If You Show Live Met Opera for $20 at the Movie Theater, Will People Come?

Cedar Falls, Iowa is not lacking in culture. The town houses University of Northern Iowa and with that the Gallagher-Bluedorn Performing Arts Center where touring companies of several performing arts come every year. Usually, at least one opera is performed per season at that venue, but the only opera performed there was the Cedar Rapids Opera Theatre’s production of Madama Butterfly, after being displaced by the flooding.

The movie theater located in that city is on the opposite spectrum of the fine culture offered by the University. The owners of that theater seem interested in only showing the biggest films possible on multiple screens. Although, this continues to leave me flumouxed after seeing The Simpsons Movie on it’s opening weekend in an empty theater, which was one of three it was being shown on. I was rather thrilled when I discovered that they were airing the HD Live series of the Metropolitan Opera on certain Saturdays.

As I’ve recanted earlier on this blog, the operas are $20, something Marcus Theaters, which is the chain the theater belongs to, failed to tell me on their website. This is not a price that Fantom, the distributor, is charging. According to Fantom’s website, prices vary by theaters.

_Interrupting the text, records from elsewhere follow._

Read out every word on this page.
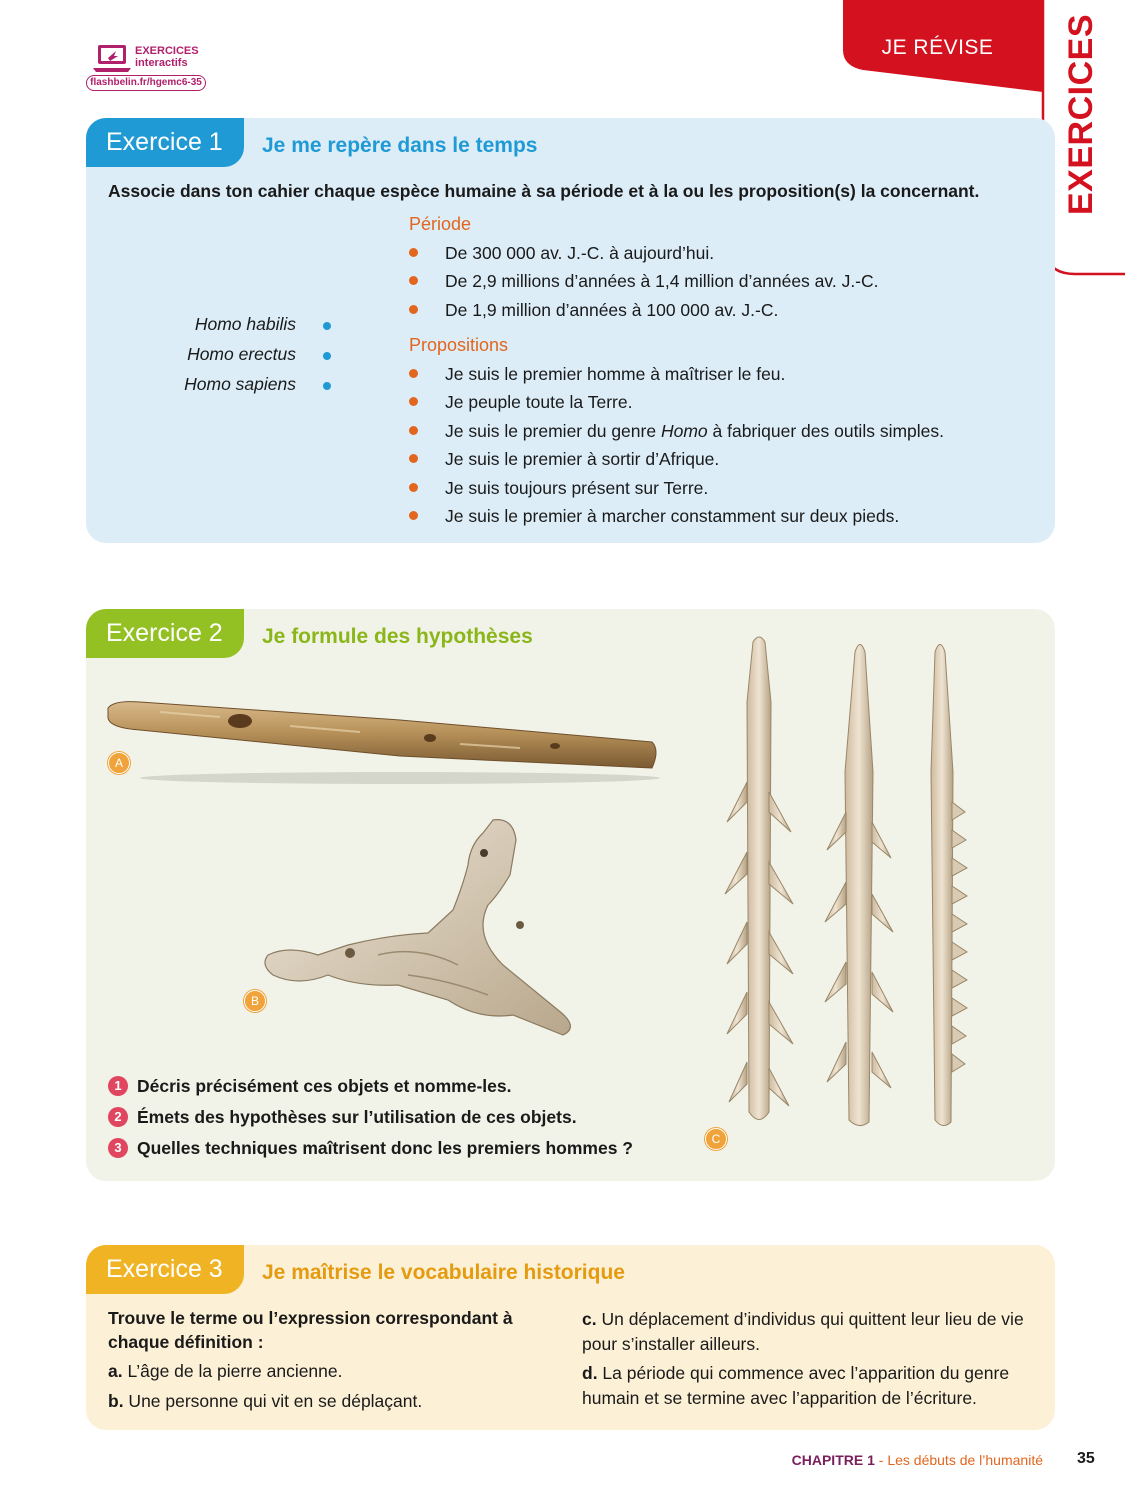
EXERCICES
interactifs
flashbelin.fr/hgemc6-35
JE RÉVISE EXERCICES
Exercice 1	Je me repère dans le temps
Associe dans ton cahier chaque espèce humaine à sa période et à la ou les proposition(s) la concernant.
Homo habilis
Homo erectus
Homo sapiens
Période
De 300 000 av. J.-C. à aujourd’hui.
De 2,9 millions d’années à 1,4 million d’années av. J.-C.
De 1,9 million d’années à 100 000 av. J.-C.
Propositions
Je suis le premier homme à maîtriser le feu.
Je peuple toute la Terre.
Je suis le premier du genre Homo à fabriquer des outils simples.
Je suis le premier à sortir d’Afrique.
Je suis toujours présent sur Terre.
Je suis le premier à marcher constamment sur deux pieds.
Exercice 2	Je formule des hypothèses
A
B
C
1 Décris précisément ces objets et nomme-les.
2 Émets des hypothèses sur l’utilisation de ces objets.
3 Quelles techniques maîtrisent donc les premiers hommes ?
Exercice 3	Je maîtrise le vocabulaire historique
Trouve le terme ou l’expression correspondant à chaque définition :
a. L’âge de la pierre ancienne.
b. Une personne qui vit en se déplaçant.
c. Un déplacement d’individus qui quittent leur lieu de vie pour s’installer ailleurs.
d. La période qui commence avec l’apparition du genre humain et se termine avec l’apparition de l’écriture.
CHAPITRE 1 - Les débuts de l’humanité 35
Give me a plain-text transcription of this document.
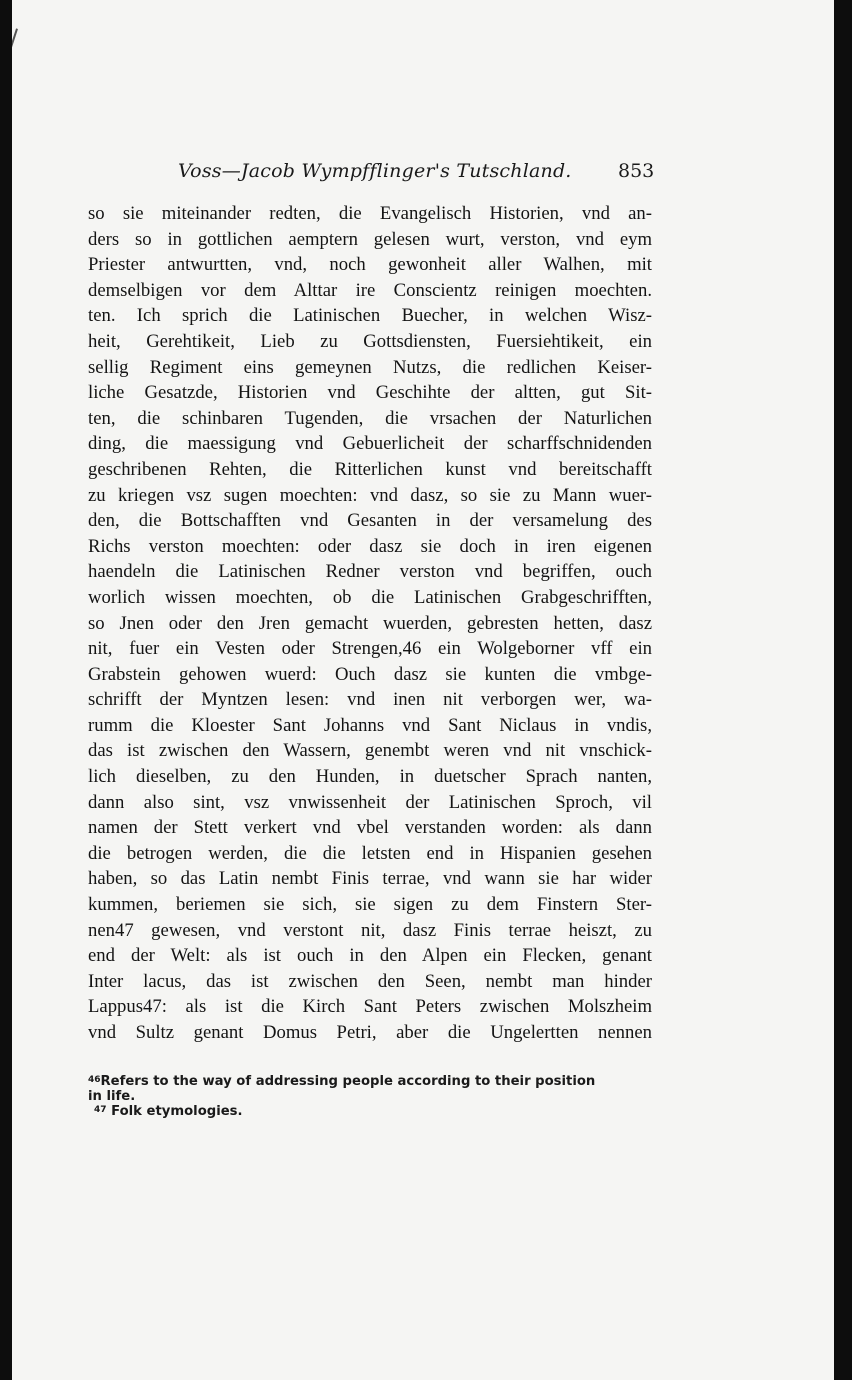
Voss—Jacob Wympfflinger's Tutschland. 853
so sie miteinander redten, die Evangelisch Historien, vnd an-
ders so in gottlichen aemptern gelesen wurt, verston, vnd eym
Priester antwurtten, vnd, noch gewonheit aller Walhen, mit
demselbigen vor dem Alttar ire Conscientz reinigen moechten.
ten. Ich sprich die Latinischen Buecher, in welchen Wisz-
heit, Gerehtikeit, Lieb zu Gottsdiensten, Fuersiehtikeit, ein
sellig Regiment eins gemeynen Nutzs, die redlichen Keiser-
liche Gesatzde, Historien vnd Geschihte der altten, gut Sit-
ten, die schinbaren Tugenden, die vrsachen der Naturlichen
ding, die maessigung vnd Gebuerlicheit der scharffschnidenden
geschribenen Rehten, die Ritterlichen kunst vnd bereitschafft
zu kriegen vsz sugen moechten: vnd dasz, so sie zu Mann wuer-
den, die Bottschafften vnd Gesanten in der versamelung des
Richs verston moechten: oder dasz sie doch in iren eigenen
haendeln die Latinischen Redner verston vnd begriffen, ouch
worlich wissen moechten, ob die Latinischen Grabgeschrifften,
so Jnen oder den Jren gemacht wuerden, gebresten hetten, dasz
nit, fuer ein Vesten oder Strengen,46 ein Wolgeborner vff ein
Grabstein gehowen wuerd: Ouch dasz sie kunten die vmbge-
schrifft der Myntzen lesen: vnd inen nit verborgen wer, wa-
rumm die Kloester Sant Johanns vnd Sant Niclaus in vndis,
das ist zwischen den Wassern, genembt weren vnd nit vnschick-
lich dieselben, zu den Hunden, in duetscher Sprach nanten,
dann also sint, vsz vnwissenheit der Latinischen Sproch, vil
namen der Stett verkert vnd vbel verstanden worden: als dann
die betrogen werden, die die letsten end in Hispanien gesehen
haben, so das Latin nembt Finis terrae, vnd wann sie har wider
kummen, beriemen sie sich, sie sigen zu dem Finstern Ster-
nen47 gewesen, vnd verstont nit, dasz Finis terrae heiszt, zu
end der Welt: als ist ouch in den Alpen ein Flecken, genant
Inter lacus, das ist zwischen den Seen, nembt man hinder
Lappus47: als ist die Kirch Sant Peters zwischen Molszheim
vnd Sultz genant Domus Petri, aber die Ungelertten nennen

$^{46}$Refers to the way of addressing people according to their position

in life.

$^{47}$ Folk etymologies.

There may be some people who enjoy opera enough, and can afford the price, to go and see these at the College Square Theater. While I greatly enjoy opera, I can’t afford this, especially during months where they show two operas. I need money to buy tickets to review plays which is what I’m a bit more concerned with. You can get discounted vouchers from Iowa Public Radio, lowering the price to $12. (See this website.) These vouchers, however, are in limited quantity and if you’re not the first, you still have to pay $20.

What are those craving culture or opera in the Waterloo-Cedar Falls area to do?

Well, Iowa Public Radio broadcasts the operas live every Saturday at 12 p.m. Sure, you’re not getting to watch the operas and there is no translation, but it’s free and live. And listening to it in the comfort of your home sure beats sitting in a movie theater where people wanting to see Bolt will come in before the opera’s over.

PBS also airs several Met operas months after they close, but again, it’s free and in the comfort of your home. (FYI: La Damnation De Faust airs Feb. 28 at noon eastern.) My mother has pointed out, on this topic, that something she sees as a downside of watching a filmed opera is that you have to watch what the director wants you to watch, something you have the freedom of when watching it un-filmed. If this bothers you, wouldn’t it be better to watch it without paying for it?

By the way, I have yet to speak to an individual that would pay $20 for an opera at the movie theater. In fact, most people were aghast at this price and these were people both with high brow tastes and those that would probably be considered an average movie going audience.

What it boils down to is that especially now with the sinking economy, this is not reasonable. For so many of us, we’ll just wait for an opera to air on PBS, where it will be more comfortable and free.